The scent of fresh sawdust hung in the air, a telltale sign of busy, creative fingers. “Father?” she called, “I’ve come about the mirror. You’d sent a rocking horsefly saying it’s finished?” They were the best way to get messages quickly.
But a shout rang out. “No! Don’t come in here, Mary Ann! Go away! It’s not done, it’s —”
She swung open the door and there stood two figures, her father and someone in a beautiful red-hooded cloak. The cloaked man was brandishing an elaborate axe. And before Mary Ann understood what was happening, he drew it back and sliced an arc through the air. The blow landed—landed directly into and through Rowan Carpenter’s neck. The axe came away dripping red. Her father’s head came away altogether, dropping to this villainous stranger’s feet and rolling—hideously rolling to a stop on the floor by the counter. Mary Ann screamed and the figure turned. But Mary Ann was not invisible now and she didn’t need to see the stranger’s face to know it. All she could see was that cloak, the deep red, white and gold embroidered pattern like the back of a playing card, the unmistakable sign of the Neath Royal Court. Her skin went cold and before she could think, she was out the door and down the path from her father’s workshop.
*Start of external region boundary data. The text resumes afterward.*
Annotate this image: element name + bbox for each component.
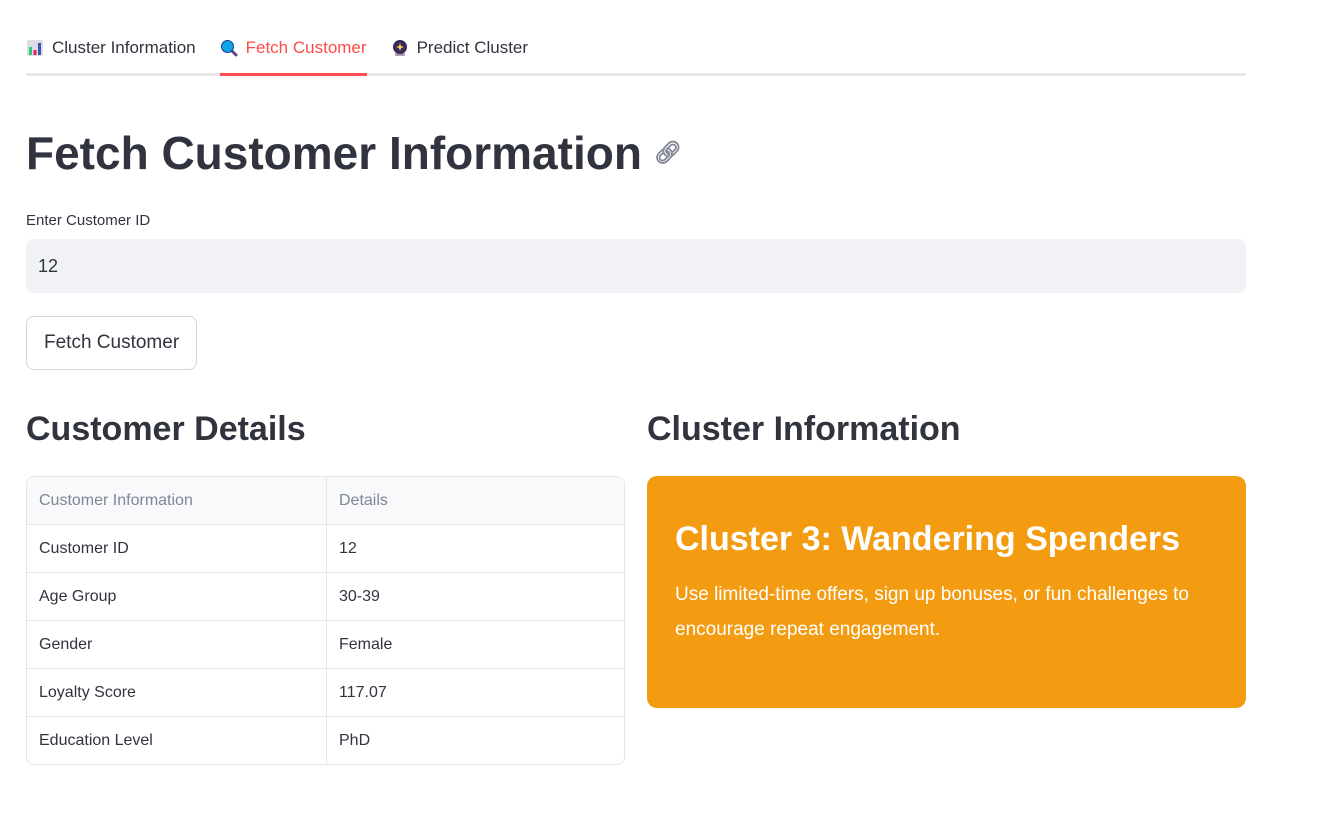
table-row: Gender Female	[27, 621, 624, 669]
fetch-customer-button[interactable]: Fetch Customer	[26, 316, 198, 370]
table-cell: Gender	[27, 621, 327, 669]
tab-predict-cluster[interactable]: Predict Cluster	[391, 23, 528, 76]
link-icon[interactable]: 🔗︎	[654, 140, 682, 166]
table-cell: PhD	[339, 731, 371, 749]
cluster-name: Cluster 3: Wandering Spenders	[675, 520, 1181, 558]
page-title: Fetch Customer Information 🔗︎	[26, 126, 1246, 180]
table-cell: 117.07	[327, 669, 624, 717]
cluster-information-section: Cluster Information Cluster 3: Wandering…	[647, 410, 1246, 765]
bar-chart-icon	[27, 40, 43, 56]
page-title-text: Fetch Customer Information	[26, 127, 642, 179]
table-cell: 30-39	[327, 573, 624, 621]
table-row: Age Group 30-39	[27, 573, 624, 621]
customer-id-label: Enter Customer ID	[26, 212, 151, 229]
table-cell: Education Level	[27, 717, 327, 764]
table-cell: 12	[327, 525, 624, 573]
table-cell: Female	[327, 621, 624, 669]
tab-fetch-customer[interactable]: Fetch Customer	[219, 23, 367, 76]
customer-details-table: Customer Information Details Customer ID…	[26, 476, 625, 765]
tab-cluster-information[interactable]: Cluster Information	[26, 23, 196, 76]
cluster-card: Cluster 3: Wandering Spenders Use limite…	[647, 476, 1246, 708]
cluster-description: Use limited-time offers, sign up bonuses…	[675, 584, 1189, 640]
column-header[interactable]: Customer Information	[27, 477, 327, 525]
crystal-ball-icon	[392, 40, 407, 56]
tab-label: Cluster Information	[52, 38, 196, 57]
table-header: Customer Information Details	[27, 477, 624, 525]
customer-details-section: Customer Details Customer Information De…	[26, 410, 625, 765]
customer-id-input[interactable]	[26, 239, 1246, 293]
tab-label: Predict Cluster	[416, 38, 529, 57]
main: Cluster Information Fetch Customer Predi…	[26, 0, 1246, 765]
table-row: Loyalty Score 117.07	[27, 669, 624, 717]
table-row: Education Level PhD	[27, 717, 624, 764]
table-row: Customer ID 12	[27, 525, 624, 573]
magnifier-icon	[220, 40, 238, 57]
table-cell: Loyalty Score	[27, 669, 327, 717]
cluster-information-title: Cluster Information	[647, 410, 961, 448]
table-cell: Age Group	[27, 573, 327, 621]
customer-details-title: Customer Details	[26, 410, 306, 448]
tab-label: Fetch Customer	[245, 38, 367, 57]
tab-bar: Cluster Information Fetch Customer Predi…	[26, 0, 1246, 76]
table-cell: Customer ID	[27, 525, 327, 573]
column-header[interactable]: Details	[327, 477, 624, 525]
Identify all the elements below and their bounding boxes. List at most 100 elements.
The footfall was a rush behind her, as she dashed madly off the path and through the woods.
The trees — old friends, these — called out to her in her wake. “Easy there, dear child! Have some respect for your elders!”
And: “Wherever is the fire, young human?”
And: “Mind the roots, please!”
“Behind me. This person chopped down my father!” she explained breathlessly, not daring to slow. “And now he’s after me!”
“Well, that’s a leaf of a different color!” said the Oak. Then: “You, sir! Where do you think you’re going? This young lady says you’ve be
en causing trouble. Let us have a look at your face.”
Mary Ann could not help herself. Still running, she turned to see. The trees had the stranger caught in a tangle of limbs and vines. An oak branch reached out and pulled the cloak away.
The Knave of Clubs? The valet to Neath’s King and Queen of Hearts was the one who murdered Rowan Carpenter? The markings on his tunic were unmistakable. She saw the man was still wielding the axe and seemed to be struggling for momentum to chop himself free.
There was no time to gape. Mary Ann’s feet seemed to recognize this first. They’d started off before she could even gather up her skirt, and they sent her thumping through the forest blindly fleeing Turvy.
It being Turvy, however, the more desperately she longed to go home, the further away she got. Fear had made her fast but forgetful. Soon she found herself deep in a part of the land that she didn’t know well. What’s more, she began to realize that returning to Neath was likely the worst of all choices. After all, that was the valet’s home, too. A few inquiries about the daughter of Turvy’s famed carpenter and this valet to the Hearts Royal Family would find her in a heartbeat. It was not only risky for her, but dangerous for Mr. Rabbit. Not to mention, the risk of returning to Mr. Rabbit without Queen Valentina’s Unbirthday present.